Memo to Agency: Power of Internet Works Both Ways
A few days ago, there was a heated discussion over at copyranter about some new ads which recycle funny student exam answers of the “They Didn’t Study” variety. Meme-tastic scans of such exam answers (“Find X.” “Here it is.”), immortalized by benevolent teachers in public service to the entire Internet long ago, have floated around the web since the Usenet days. In the copyranter thread, some came down on the ad school for “recycling 8-year-old internet jpegs,” while others maintained that all ads repackage old ideas, and that the ads in question did so well.
Stealing old internet memes, that I can forgive. It’s not worth the effort to get all indignant – not when it can be much worse. How bad can it get? Behold! Compare BBDO Athens’ ad for Dexim at the top of this post to an early photo by Jamie Nelson below.
…really? Really?
First of all: BBDO Athens, this is Photoshop Disasters calling.
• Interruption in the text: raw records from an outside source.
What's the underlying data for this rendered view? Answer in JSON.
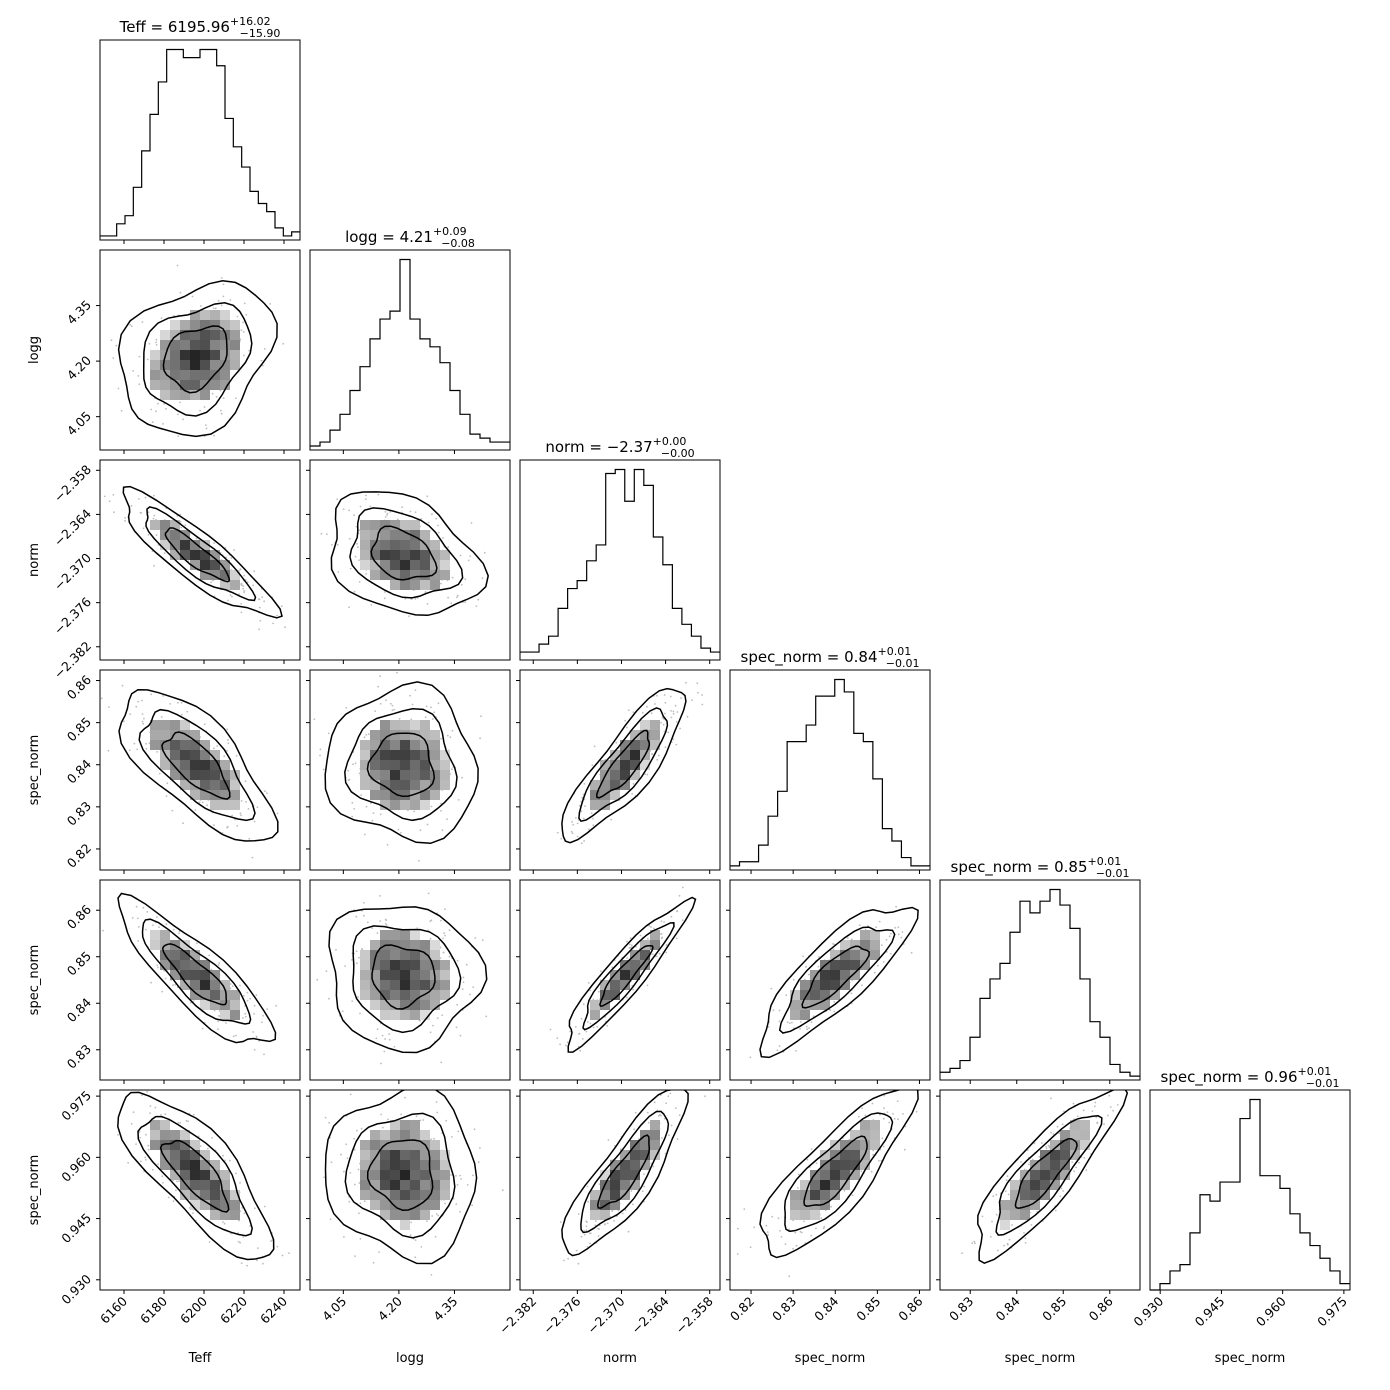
{
  "chart_data": {
    "type": "corner",
    "parameters": [
      {
        "name": "Teff",
        "median": "6195.96",
        "plus": "+16.02",
        "minus": "−15.90",
        "range": [
          6148,
          6248
        ],
        "ticks": [
          6160,
          6180,
          6200,
          6220,
          6240
        ],
        "tick_labels": [
          "6160",
          "6180",
          "6200",
          "6220",
          "6240"
        ]
      },
      {
        "name": "logg",
        "median": "4.21",
        "plus": "+0.09",
        "minus": "−0.08",
        "range": [
          3.96,
          4.5
        ],
        "ticks": [
          4.05,
          4.2,
          4.35
        ],
        "tick_labels": [
          "4.05",
          "4.20",
          "4.35"
        ]
      },
      {
        "name": "norm",
        "median": "−2.37",
        "plus": "+0.00",
        "minus": "−0.00",
        "range": [
          -2.3838,
          -2.3566
        ],
        "ticks": [
          -2.382,
          -2.376,
          -2.37,
          -2.364,
          -2.358
        ],
        "tick_labels": [
          "−2.382",
          "−2.376",
          "−2.370",
          "−2.364",
          "−2.358"
        ]
      },
      {
        "name": "spec_norm",
        "median": "0.84",
        "plus": "+0.01",
        "minus": "−0.01",
        "range": [
          0.815,
          0.8625
        ],
        "ticks": [
          0.82,
          0.83,
          0.84,
          0.85,
          0.86
        ],
        "tick_labels": [
          "0.82",
          "0.83",
          "0.84",
          "0.85",
          "0.86"
        ]
      },
      {
        "name": "spec_norm",
        "median": "0.85",
        "plus": "+0.01",
        "minus": "−0.01",
        "range": [
          0.8235,
          0.8665
        ],
        "ticks": [
          0.83,
          0.84,
          0.85,
          0.86
        ],
        "tick_labels": [
          "0.83",
          "0.84",
          "0.85",
          "0.86"
        ]
      },
      {
        "name": "spec_norm",
        "median": "0.96",
        "plus": "+0.01",
        "minus": "−0.01",
        "range": [
          0.9275,
          0.9765
        ],
        "ticks": [
          0.93,
          0.945,
          0.96,
          0.975
        ],
        "tick_labels": [
          "0.930",
          "0.945",
          "0.960",
          "0.975"
        ]
      }
    ],
    "histograms": [
      [
        1,
        1,
        4,
        6,
        13,
        22,
        31,
        39,
        47,
        47,
        45,
        45,
        47,
        47,
        43,
        30,
        23,
        18,
        12,
        9,
        7,
        3,
        1,
        2
      ],
      [
        1,
        2,
        5,
        9,
        15,
        21,
        28,
        33,
        35,
        48,
        33,
        28,
        26,
        22,
        15,
        9,
        4,
        3,
        2,
        2
      ],
      [
        2,
        2,
        4,
        6,
        13,
        18,
        20,
        25,
        29,
        47,
        48,
        40,
        48,
        44,
        31,
        24,
        13,
        9,
        6,
        3,
        2
      ],
      [
        1,
        2,
        2,
        6,
        13,
        19,
        31,
        31,
        35,
        42,
        42,
        46,
        43,
        33,
        31,
        22,
        10,
        7,
        3,
        1,
        1
      ],
      [
        2,
        3,
        5,
        11,
        21,
        26,
        30,
        38,
        46,
        43,
        46,
        49,
        45,
        39,
        26,
        15,
        11,
        4,
        2,
        1
      ],
      [
        0,
        1,
        3,
        4,
        9,
        15,
        14,
        17,
        17,
        27,
        30,
        18,
        18,
        16,
        12,
        9,
        7,
        5,
        3,
        1
      ]
    ],
    "pairs": [
      {
        "x": 0,
        "y": 1,
        "mean": [
          6196,
          4.21
        ],
        "sd": [
          15.9,
          0.085
        ],
        "r": 0.25
      },
      {
        "x": 0,
        "y": 2,
        "mean": [
          6196,
          -2.3695
        ],
        "sd": [
          15.9,
          0.0035
        ],
        "r": -0.88
      },
      {
        "x": 1,
        "y": 2,
        "mean": [
          4.21,
          -2.3695
        ],
        "sd": [
          0.085,
          0.0035
        ],
        "r": -0.3
      },
      {
        "x": 0,
        "y": 3,
        "mean": [
          6196,
          0.84
        ],
        "sd": [
          15.9,
          0.0075
        ],
        "r": -0.7
      },
      {
        "x": 1,
        "y": 3,
        "mean": [
          4.21,
          0.84
        ],
        "sd": [
          0.085,
          0.0075
        ],
        "r": -0.05
      },
      {
        "x": 2,
        "y": 3,
        "mean": [
          -2.3695,
          0.84
        ],
        "sd": [
          0.0035,
          0.0075
        ],
        "r": 0.85
      },
      {
        "x": 0,
        "y": 4,
        "mean": [
          6196,
          0.846
        ],
        "sd": [
          15.9,
          0.0065
        ],
        "r": -0.85
      },
      {
        "x": 1,
        "y": 4,
        "mean": [
          4.21,
          0.846
        ],
        "sd": [
          0.085,
          0.0065
        ],
        "r": -0.05
      },
      {
        "x": 2,
        "y": 4,
        "mean": [
          -2.3695,
          0.846
        ],
        "sd": [
          0.0035,
          0.0065
        ],
        "r": 0.92
      },
      {
        "x": 3,
        "y": 4,
        "mean": [
          0.84,
          0.846
        ],
        "sd": [
          0.0075,
          0.0065
        ],
        "r": 0.82
      },
      {
        "x": 0,
        "y": 5,
        "mean": [
          6196,
          0.956
        ],
        "sd": [
          15.9,
          0.0085
        ],
        "r": -0.78
      },
      {
        "x": 1,
        "y": 5,
        "mean": [
          4.21,
          0.956
        ],
        "sd": [
          0.085,
          0.0085
        ],
        "r": -0.05
      },
      {
        "x": 2,
        "y": 5,
        "mean": [
          -2.3695,
          0.956
        ],
        "sd": [
          0.0035,
          0.0085
        ],
        "r": 0.85
      },
      {
        "x": 3,
        "y": 5,
        "mean": [
          0.84,
          0.956
        ],
        "sd": [
          0.0075,
          0.0085
        ],
        "r": 0.82
      },
      {
        "x": 4,
        "y": 5,
        "mean": [
          0.846,
          0.956
        ],
        "sd": [
          0.0065,
          0.0085
        ],
        "r": 0.85
      }
    ],
    "grid": false
  }
}
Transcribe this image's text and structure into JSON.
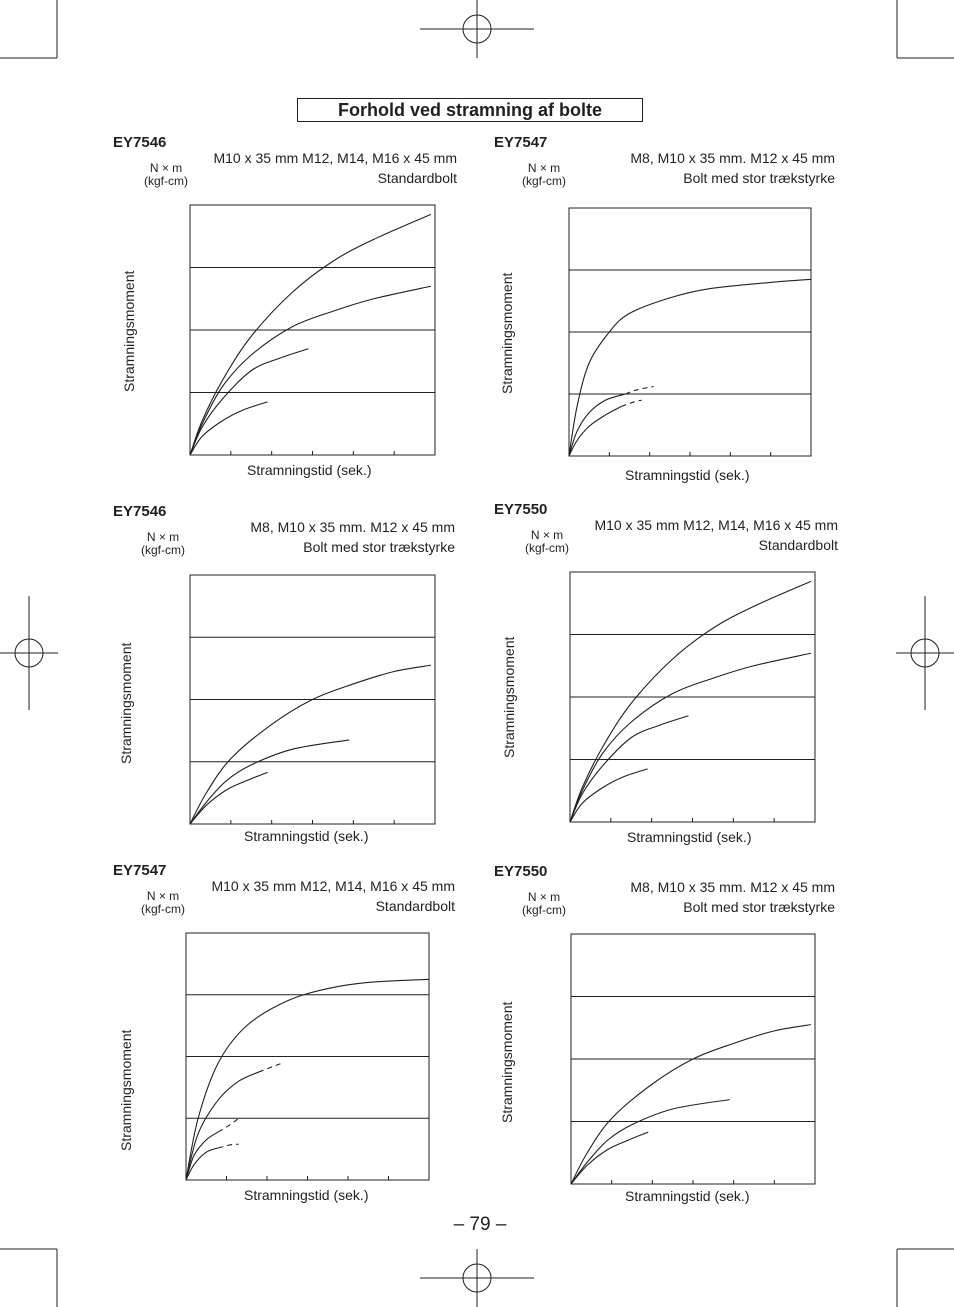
{
  "title": "Forhold ved stramning af bolte",
  "page_number": "– 79 –",
  "chart_data": [
    {
      "type": "line",
      "model": "EY7546",
      "bolts": "M10 x 35 mm M12, M14, M16 x 45 mm",
      "bolt_type": "Standardbolt",
      "unit_top": "N × m",
      "unit_bottom": "(kgf-cm)",
      "ylabel": "Stramningsmoment",
      "xlabel": "Stramningstid (sek.)",
      "grid_rows": 4,
      "x_ticks": 6,
      "xlim": [
        0,
        6
      ],
      "ylim": [
        0,
        4
      ],
      "series": [
        {
          "dashed": false,
          "points": [
            [
              0,
              0
            ],
            [
              0.3,
              0.55
            ],
            [
              0.8,
              1.2
            ],
            [
              1.5,
              1.9
            ],
            [
              2.5,
              2.6
            ],
            [
              3.5,
              3.1
            ],
            [
              4.5,
              3.45
            ],
            [
              5.9,
              3.85
            ]
          ]
        },
        {
          "dashed": false,
          "points": [
            [
              0,
              0
            ],
            [
              0.3,
              0.5
            ],
            [
              0.8,
              1.1
            ],
            [
              1.5,
              1.6
            ],
            [
              2.5,
              2.05
            ],
            [
              3.5,
              2.3
            ],
            [
              4.5,
              2.5
            ],
            [
              5.9,
              2.7
            ]
          ]
        },
        {
          "dashed": false,
          "points": [
            [
              0,
              0
            ],
            [
              0.3,
              0.45
            ],
            [
              0.8,
              0.9
            ],
            [
              1.5,
              1.35
            ],
            [
              2.2,
              1.55
            ],
            [
              2.9,
              1.7
            ]
          ]
        },
        {
          "dashed": false,
          "points": [
            [
              0,
              0
            ],
            [
              0.3,
              0.3
            ],
            [
              0.8,
              0.55
            ],
            [
              1.3,
              0.72
            ],
            [
              1.9,
              0.85
            ]
          ]
        }
      ]
    },
    {
      "type": "line",
      "model": "EY7547",
      "bolts": "M8, M10 x 35 mm. M12 x 45 mm",
      "bolt_type": "Bolt med stor trækstyrke",
      "unit_top": "N × m",
      "unit_bottom": "(kgf-cm)",
      "ylabel": "Stramningsmoment",
      "xlabel": "Stramningstid (sek.)",
      "grid_rows": 4,
      "x_ticks": 6,
      "xlim": [
        0,
        6
      ],
      "ylim": [
        0,
        4
      ],
      "series": [
        {
          "dashed": false,
          "points": [
            [
              0,
              0
            ],
            [
              0.2,
              0.8
            ],
            [
              0.5,
              1.5
            ],
            [
              1,
              2.0
            ],
            [
              1.5,
              2.3
            ],
            [
              2.5,
              2.55
            ],
            [
              3.5,
              2.7
            ],
            [
              5,
              2.8
            ],
            [
              6,
              2.85
            ]
          ]
        },
        {
          "dashed": false,
          "points": [
            [
              0,
              0
            ],
            [
              0.2,
              0.4
            ],
            [
              0.5,
              0.7
            ],
            [
              0.9,
              0.9
            ],
            [
              1.4,
              1.0
            ]
          ]
        },
        {
          "dashed": true,
          "points": [
            [
              1.4,
              1.0
            ],
            [
              1.7,
              1.07
            ],
            [
              2.1,
              1.12
            ]
          ]
        },
        {
          "dashed": false,
          "points": [
            [
              0,
              0
            ],
            [
              0.2,
              0.25
            ],
            [
              0.5,
              0.48
            ],
            [
              0.9,
              0.66
            ],
            [
              1.3,
              0.8
            ]
          ]
        },
        {
          "dashed": true,
          "points": [
            [
              1.3,
              0.8
            ],
            [
              1.6,
              0.87
            ],
            [
              1.8,
              0.9
            ]
          ]
        }
      ]
    },
    {
      "type": "line",
      "model": "EY7546",
      "bolts": "M8, M10 x 35 mm. M12 x 45 mm",
      "bolt_type": "Bolt med stor trækstyrke",
      "unit_top": "N × m",
      "unit_bottom": "(kgf-cm)",
      "ylabel": "Stramningsmoment",
      "xlabel": "Stramningstid (sek.)",
      "grid_rows": 4,
      "x_ticks": 6,
      "xlim": [
        0,
        6
      ],
      "ylim": [
        0,
        4
      ],
      "series": [
        {
          "dashed": false,
          "points": [
            [
              0,
              0
            ],
            [
              0.4,
              0.5
            ],
            [
              1,
              1.05
            ],
            [
              2,
              1.6
            ],
            [
              3,
              2.0
            ],
            [
              4,
              2.25
            ],
            [
              5,
              2.45
            ],
            [
              5.9,
              2.55
            ]
          ]
        },
        {
          "dashed": false,
          "points": [
            [
              0,
              0
            ],
            [
              0.4,
              0.35
            ],
            [
              0.9,
              0.7
            ],
            [
              1.5,
              0.95
            ],
            [
              2.5,
              1.2
            ],
            [
              3.9,
              1.35
            ]
          ]
        },
        {
          "dashed": false,
          "points": [
            [
              0,
              0
            ],
            [
              0.4,
              0.3
            ],
            [
              0.9,
              0.55
            ],
            [
              1.4,
              0.7
            ],
            [
              1.9,
              0.83
            ]
          ]
        }
      ]
    },
    {
      "type": "line",
      "model": "EY7550",
      "bolts": "M10 x 35 mm M12, M14, M16 x 45 mm",
      "bolt_type": "Standardbolt",
      "unit_top": "N × m",
      "unit_bottom": "(kgf-cm)",
      "ylabel": "Stramningsmoment",
      "xlabel": "Stramningstid (sek.)",
      "grid_rows": 4,
      "x_ticks": 6,
      "xlim": [
        0,
        6
      ],
      "ylim": [
        0,
        4
      ],
      "series": [
        {
          "dashed": false,
          "points": [
            [
              0,
              0
            ],
            [
              0.3,
              0.55
            ],
            [
              0.8,
              1.2
            ],
            [
              1.5,
              1.9
            ],
            [
              2.5,
              2.6
            ],
            [
              3.5,
              3.1
            ],
            [
              4.5,
              3.45
            ],
            [
              5.9,
              3.85
            ]
          ]
        },
        {
          "dashed": false,
          "points": [
            [
              0,
              0
            ],
            [
              0.3,
              0.5
            ],
            [
              0.8,
              1.1
            ],
            [
              1.5,
              1.6
            ],
            [
              2.5,
              2.05
            ],
            [
              3.5,
              2.3
            ],
            [
              4.5,
              2.5
            ],
            [
              5.9,
              2.7
            ]
          ]
        },
        {
          "dashed": false,
          "points": [
            [
              0,
              0
            ],
            [
              0.3,
              0.45
            ],
            [
              0.8,
              0.9
            ],
            [
              1.5,
              1.35
            ],
            [
              2.2,
              1.55
            ],
            [
              2.9,
              1.7
            ]
          ]
        },
        {
          "dashed": false,
          "points": [
            [
              0,
              0
            ],
            [
              0.3,
              0.3
            ],
            [
              0.8,
              0.55
            ],
            [
              1.3,
              0.72
            ],
            [
              1.9,
              0.85
            ]
          ]
        }
      ]
    },
    {
      "type": "line",
      "model": "EY7547",
      "bolts": "M10 x 35 mm M12, M14, M16 x 45 mm",
      "bolt_type": "Standardbolt",
      "unit_top": "N × m",
      "unit_bottom": "(kgf-cm)",
      "ylabel": "Stramningsmoment",
      "xlabel": "Stramningstid (sek.)",
      "grid_rows": 4,
      "x_ticks": 6,
      "xlim": [
        0,
        6
      ],
      "ylim": [
        0,
        4
      ],
      "series": [
        {
          "dashed": false,
          "points": [
            [
              0,
              0
            ],
            [
              0.3,
              1.0
            ],
            [
              0.8,
              1.9
            ],
            [
              1.5,
              2.5
            ],
            [
              2.5,
              2.9
            ],
            [
              3.5,
              3.1
            ],
            [
              4.5,
              3.2
            ],
            [
              6,
              3.25
            ]
          ]
        },
        {
          "dashed": false,
          "points": [
            [
              0,
              0
            ],
            [
              0.3,
              0.75
            ],
            [
              0.8,
              1.3
            ],
            [
              1.3,
              1.6
            ],
            [
              1.8,
              1.75
            ]
          ]
        },
        {
          "dashed": true,
          "points": [
            [
              1.8,
              1.75
            ],
            [
              2.2,
              1.85
            ],
            [
              2.4,
              1.9
            ]
          ]
        },
        {
          "dashed": false,
          "points": [
            [
              0,
              0
            ],
            [
              0.2,
              0.4
            ],
            [
              0.5,
              0.65
            ],
            [
              0.8,
              0.78
            ]
          ]
        },
        {
          "dashed": true,
          "points": [
            [
              0.8,
              0.78
            ],
            [
              1.1,
              0.9
            ],
            [
              1.3,
              1.0
            ]
          ]
        },
        {
          "dashed": false,
          "points": [
            [
              0,
              0
            ],
            [
              0.2,
              0.25
            ],
            [
              0.5,
              0.45
            ],
            [
              0.8,
              0.52
            ]
          ]
        },
        {
          "dashed": true,
          "points": [
            [
              0.8,
              0.52
            ],
            [
              1.1,
              0.57
            ],
            [
              1.3,
              0.58
            ]
          ]
        }
      ]
    },
    {
      "type": "line",
      "model": "EY7550",
      "bolts": "M8, M10 x 35 mm. M12 x 45 mm",
      "bolt_type": "Bolt med stor trækstyrke",
      "unit_top": "N × m",
      "unit_bottom": "(kgf-cm)",
      "ylabel": "Stramningsmoment",
      "xlabel": "Stramningstid (sek.)",
      "grid_rows": 4,
      "x_ticks": 6,
      "xlim": [
        0,
        6
      ],
      "ylim": [
        0,
        4
      ],
      "series": [
        {
          "dashed": false,
          "points": [
            [
              0,
              0
            ],
            [
              0.4,
              0.5
            ],
            [
              1,
              1.05
            ],
            [
              2,
              1.6
            ],
            [
              3,
              2.0
            ],
            [
              4,
              2.25
            ],
            [
              5,
              2.45
            ],
            [
              5.9,
              2.55
            ]
          ]
        },
        {
          "dashed": false,
          "points": [
            [
              0,
              0
            ],
            [
              0.4,
              0.35
            ],
            [
              0.9,
              0.7
            ],
            [
              1.5,
              0.95
            ],
            [
              2.5,
              1.2
            ],
            [
              3.9,
              1.35
            ]
          ]
        },
        {
          "dashed": false,
          "points": [
            [
              0,
              0
            ],
            [
              0.4,
              0.3
            ],
            [
              0.9,
              0.55
            ],
            [
              1.4,
              0.7
            ],
            [
              1.9,
              0.83
            ]
          ]
        }
      ]
    }
  ]
}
If you’re going to photoshop a model onto a background, at least make sure you get the shadows right. At least Jamie actually put the model on the that background. If you’re going to copy something, at least improve it. The agency lists the photographer, creative director, art director, art buyer, stylist, hair and makeup artist, and photo producer for this shoot. Clayton Cubitt asks, “it takes that many people to rip-off a young photographer’s little editorial shoot?” Why didn’t they just hire Jamie? This is from the same guys who produced that sexist BMW ad, by the way.
It all comes to a full circle so easily on the web. There’s a whole blog devoted to it. How can people think that they won’t get caught, in this day and age?